O toque da campainha alterou a quietude da rua Charles Dubois. A porta se entreabre e me encontro em meio a um pátio arenoso, que se prolonga à esquerda num sorridente jardim. À minha frente, vejo uma reluzente cozinha, de cor acobreada brilhante, e de onde exalam suaves aromas. À direita, um portão fechado, em forma de serra. Alguém se apressa e desce pelos degraus de uma escada. É ele... o senhor Júlio Verne será septuagenário em breve, tendo nascido na primavera de 1828; carrega com viço o peso da idade, e se um antigo acidente deixou sua perna sem movimento, seu espírito conserva uma vivacidade juvenil. Entro na sala, aonde chega a senhora Verne para unir-se a nós, e me sento rapidamente, acolhido por toda essa simpatia. A senhora Verne faz, com graça, as honras da casa e me guia até um pequeno cômodo onde a mesa para o almoço está servida.
“Nossa sala de jantar é muito grande; comemos aqui, os dois juntos. Pusemos talheres para o senhor” - disse-me a senhora Verne.
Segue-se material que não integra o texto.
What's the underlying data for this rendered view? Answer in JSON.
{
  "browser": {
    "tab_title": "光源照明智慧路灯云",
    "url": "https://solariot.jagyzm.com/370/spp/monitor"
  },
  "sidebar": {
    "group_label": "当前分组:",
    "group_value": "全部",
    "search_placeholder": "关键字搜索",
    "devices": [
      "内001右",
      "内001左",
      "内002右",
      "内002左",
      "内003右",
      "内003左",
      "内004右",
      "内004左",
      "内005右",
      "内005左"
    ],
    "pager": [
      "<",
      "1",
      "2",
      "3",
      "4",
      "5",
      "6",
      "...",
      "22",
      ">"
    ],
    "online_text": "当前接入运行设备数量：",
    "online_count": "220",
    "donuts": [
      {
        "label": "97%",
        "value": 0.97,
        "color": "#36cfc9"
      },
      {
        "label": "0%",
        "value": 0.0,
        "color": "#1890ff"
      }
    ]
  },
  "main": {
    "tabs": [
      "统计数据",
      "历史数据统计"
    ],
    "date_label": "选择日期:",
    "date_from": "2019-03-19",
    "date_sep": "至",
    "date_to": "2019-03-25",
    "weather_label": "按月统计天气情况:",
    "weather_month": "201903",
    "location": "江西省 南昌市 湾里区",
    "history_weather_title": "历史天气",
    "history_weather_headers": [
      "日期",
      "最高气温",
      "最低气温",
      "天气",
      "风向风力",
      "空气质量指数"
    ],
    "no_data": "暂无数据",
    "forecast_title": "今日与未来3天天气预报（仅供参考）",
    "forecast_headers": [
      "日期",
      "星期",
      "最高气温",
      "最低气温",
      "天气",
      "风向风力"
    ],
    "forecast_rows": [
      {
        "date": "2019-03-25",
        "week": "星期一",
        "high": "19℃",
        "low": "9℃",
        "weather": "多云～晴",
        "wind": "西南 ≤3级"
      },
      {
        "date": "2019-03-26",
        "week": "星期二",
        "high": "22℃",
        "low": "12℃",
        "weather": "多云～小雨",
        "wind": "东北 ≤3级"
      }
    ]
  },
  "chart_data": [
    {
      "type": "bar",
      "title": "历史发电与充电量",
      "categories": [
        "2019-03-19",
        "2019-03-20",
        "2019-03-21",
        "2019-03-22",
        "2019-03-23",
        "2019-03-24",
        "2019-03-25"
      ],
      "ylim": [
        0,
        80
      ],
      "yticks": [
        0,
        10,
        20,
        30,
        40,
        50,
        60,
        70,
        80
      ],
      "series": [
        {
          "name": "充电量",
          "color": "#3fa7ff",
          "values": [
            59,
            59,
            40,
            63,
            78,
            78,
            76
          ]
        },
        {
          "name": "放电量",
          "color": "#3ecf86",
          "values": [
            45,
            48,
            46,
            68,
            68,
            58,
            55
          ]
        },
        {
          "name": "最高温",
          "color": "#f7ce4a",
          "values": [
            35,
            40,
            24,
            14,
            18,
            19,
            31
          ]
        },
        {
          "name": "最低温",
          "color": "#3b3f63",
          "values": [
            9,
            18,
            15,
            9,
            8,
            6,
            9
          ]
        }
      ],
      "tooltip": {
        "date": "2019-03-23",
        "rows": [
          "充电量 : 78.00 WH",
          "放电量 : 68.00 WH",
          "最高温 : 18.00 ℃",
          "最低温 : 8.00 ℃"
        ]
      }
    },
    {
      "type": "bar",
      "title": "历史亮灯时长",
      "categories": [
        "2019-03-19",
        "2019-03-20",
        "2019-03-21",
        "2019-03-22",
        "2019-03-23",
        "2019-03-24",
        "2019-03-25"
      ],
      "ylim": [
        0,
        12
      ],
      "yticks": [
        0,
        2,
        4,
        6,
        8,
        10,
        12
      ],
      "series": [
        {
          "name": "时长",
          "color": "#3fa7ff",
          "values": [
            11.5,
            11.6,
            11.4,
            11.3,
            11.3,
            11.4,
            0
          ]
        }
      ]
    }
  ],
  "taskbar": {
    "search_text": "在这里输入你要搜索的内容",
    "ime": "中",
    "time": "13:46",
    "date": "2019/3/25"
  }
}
Verne se alimenta com ovos e verduras, tal como fosse um vegetariano. A senhora Verne tem um apetite de passarinho. Enquanto eu, por cortesia e também por gula, me apresso a provar todas as delícias que prepararam somente para mim, meus anfitriões me falam do presente e do passado, da cidade amienense e das recordações já distantes de Paris. Júlio Verne foi eleito conselheiro municipal; e é um conselheiro muito cuidadoso, que nunca falta às sessões do Conselho. A senhora Verne divide seu tempo entre os deveres da caridade e o prazer do teatro; possui uma luneta que raramente está desocupada e desfruta dos numerosos espetáculos que o empresariado reserva a seus associados e que se compõem, pelo menos, de doze a quinze atos variados. Na manhã seguinte, às cinco horas, Júlio senta-se em seu escritório. Sua existência transcorre sem preocupações, sem arroubos, entre esses entretenimentos e seus trabalhos. E assim, já faz meio século que dura essa quietude, e esperam que nenhum acidente venha a alterá-la e que morram também de forma tão tranqüila quanto têm vivido. Apenas duas horas separam Amiens de Paris, mas eles não sentem desejo de subir num trem para contemplar do topo da torre Eiffel.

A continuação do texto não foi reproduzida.